Um serial killer que,
— Matou a esposa grávida a pauladas;
— Asfixiou a enteada de 5 anos com uma sacola;
— Estuprou ao menos cinco mulheres;
— E confessou ter matado ao todo 9 mulheres;
Foi solto esta semana pela Justiça do DF.
Mesmo condenado a 54 anos de prisão, Adaylton Neiva — o Maníaco do Novo Gama — deve continuar seu tratamento psiquiátrico no CAPS e não precisará sequer usar tornozeleira.
Este é um caso que encapsula tudo o que há de errado no sistema criminal do Brasil
O primeiro crime atribuído a Adaylton ocorreu em 2000.
Sua ex-companheira estava grávida e havia fugido da violência do Maníaco.
Ele foi atrás dela e a matou com golpes de madeira. A filha da pobre mulher saia do banho, viu sua mãe ser morta, tentou fugir, mas foi asfixiada com uma sacola.
Ambas foram enterradas numa cova rasa.
Adaylton foi preso por esse crime. E solto! No mesmo ano!
Preso por sete meses, Adaylton foi solto porque o juiz entendeu que seu julgamento estava demorando demais e a prisão preventiva não tinha justificativa.
Em liberdade, Adaylton não perdeu tempo e estuprou três mulheres.
Preso por esses crimes no DF, ele foi condenado a 9 anos de prisão em 2001. E solto em setembro de 2009 por causa da progressão de pena. E adivinhem só o que Adaylton fez assim que solto?
Ele progrediu na violência dos seus crimes.
Agora já não apenas estuprava, mas também matava. Fez isso com uma dona de casa e uma adolescente.
No despacho que liberou Adaylton, o juiz da Vara de Execuções Penais afirma que o maniácio "demonstrava disciplina e responsabilidade [...] e recebeu elogios da direção do presídio".
Ora, mas essa teatralidade, o cumprimento das regras enquanto todo mundo está vendo, não é exatamente o que se espera de psicopatas? Isso parece não ter importado na época, mas fez com que duas mulheres fossem assassinadas.
Em 2010, o delegado que o prendeu PELA TERCEIRA VEZ afirmou que Adaylton era frio e descrevia os detalhes e, se retornasse à liberdade, iria comprometer a vida de muitas pessoas.

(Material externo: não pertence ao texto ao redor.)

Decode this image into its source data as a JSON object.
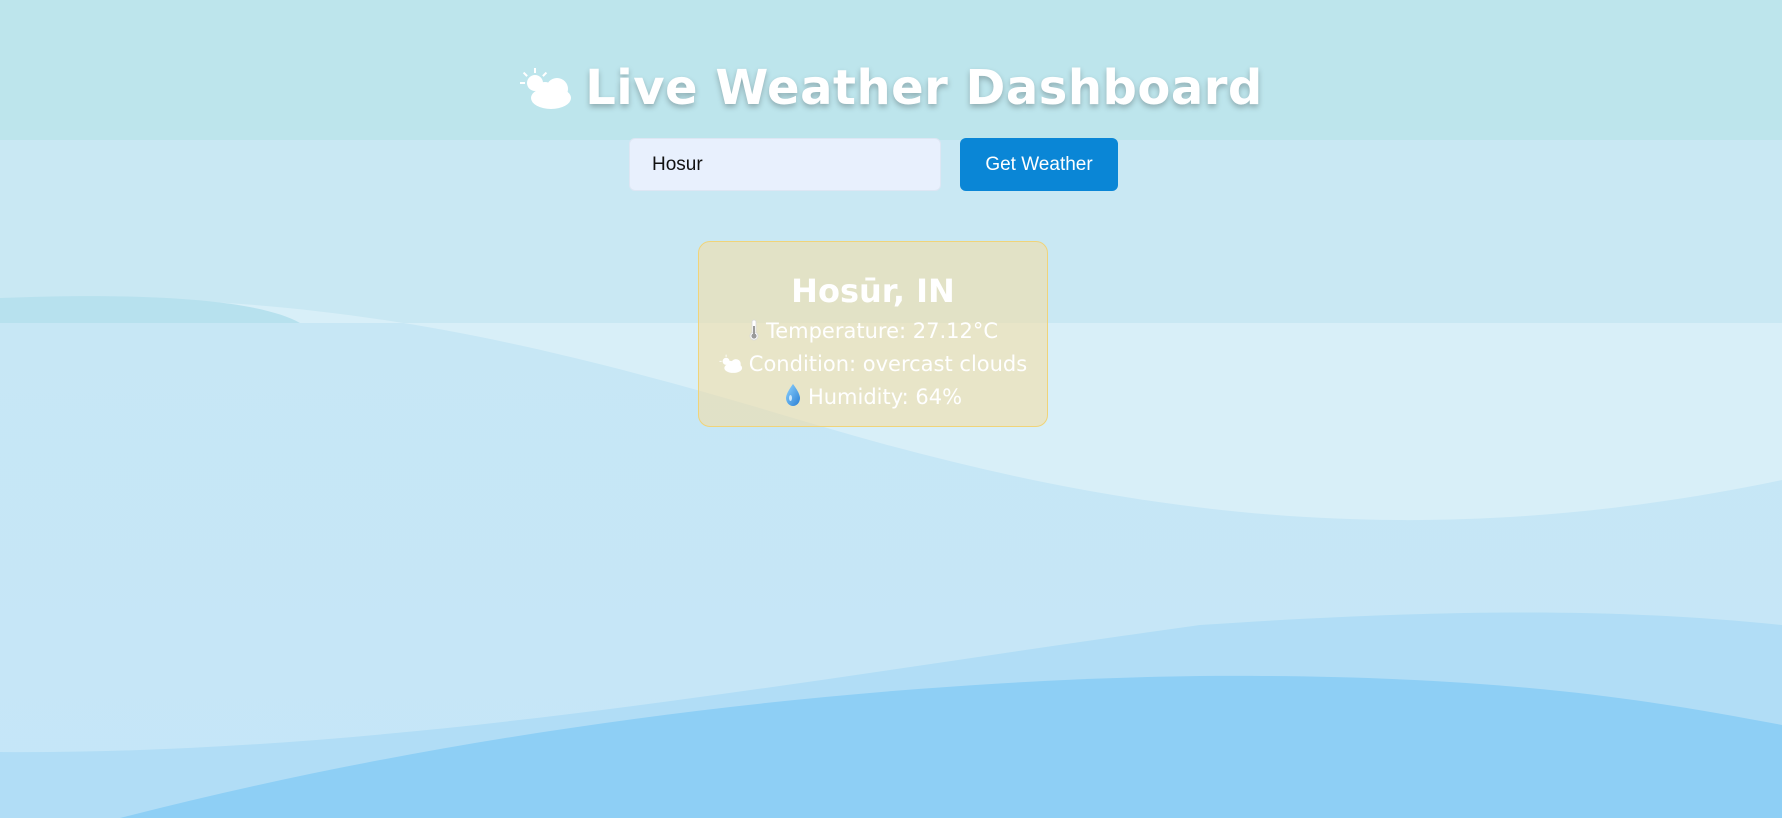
{
  "header": {
    "title": "Live Weather Dashboard",
    "title_icon": "sun-behind-cloud-icon"
  },
  "search": {
    "value": "Hosur",
    "placeholder": "",
    "button_label": "Get Weather"
  },
  "weather": {
    "location": "Hosūr, IN",
    "temperature": "Temperature: 27.12°C",
    "temperature_icon": "thermometer-icon",
    "condition": "Condition: overcast clouds",
    "condition_icon": "sun-behind-cloud-icon",
    "humidity": "Humidity: 64%",
    "humidity_icon": "droplet-icon"
  },
  "colors": {
    "button": "#0a86d6",
    "input_bg": "#e8f0fd",
    "card_bg": "#f5dda0",
    "card_border": "#f0d47a",
    "background": "#c7e7f5",
    "wave_dark": "#8ecff5"
  }
}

Essa era a opinião da família da adolescente morta.
E é a opinião de qualquer pessoa sensata. Um cidadão que confessa matar nove pessoas não pode ficar em liberdade. Mas o Judiciário brasileiro não está cheio de pessoas sensatas.
Está repleto, na verdade, de pessoas que, por pura ideologia, decidiram instituir a Política Antimanicomial do Poder Judiciário brasileiro por meio do Conselho Nacional de Justiça (CNJ).
Essa política ACABOU com todos os manicômicos judiciais do país e fez com que internar psicopatas como Adaylton — condenado a 54 anos de cadeia — só pudesse ocorrer em "hipóteses absolutamente excepcionais" (Art. 13 da Resolução Nº 487 do CNJ).
E, agora, vejam a situação em que estamos.
Um exame feito em 2023, constatou que,
"Apesar de apresentar estabilidade clínica, Adaylton demonstrava um discurso “sedutor”, “vitimizado” e “teatralizado”, buscando convencer os profissionais de que estava recuperado".
O último laudo psiquiátrico a respeito do Adaylton salientou que "não era possível garantir a cessação da periculosidade".
Entretanto, a resolução não fala nada sobre periculosidade. Ela fala apenas se o psicopata pode continuar seu tratamento no CAPS. E adivinha só? Psicopatas conseguem fingir isso muito bem.
Olhem a merda que estamos.
Por causa dessa resolução idiota, a porra do MANÍACO DA GAMA, depois de estuprar e matar um sem número dde mulheres (lembre-se, só sabemos as que ele foi pego/confessou), depois de ser preso três vezes, por fazer exatamente as mesmas coisas, depois de ser condenado a mais 50 anos de cadeia, está solto de novo!, porque o Luís Roberto Barroso, a Rosa Weber, e o Edson Fachin acham que manicômio judiciário fere os direitos humanos.
Meus caros Barroso, Rosa Weber, e Fachin, TENHAM A FIBRA MORAL DE COMPARECER AO ENTERRO DA PRÓXIMA VÍTIMA DO ADAYLTON E OLHAR NOS OLHOS DA FAMÍLIA. PORQUE ELE VAI ESTUPRAR E MATAR DE NOVO. E A CULPA É DE VOCÊS.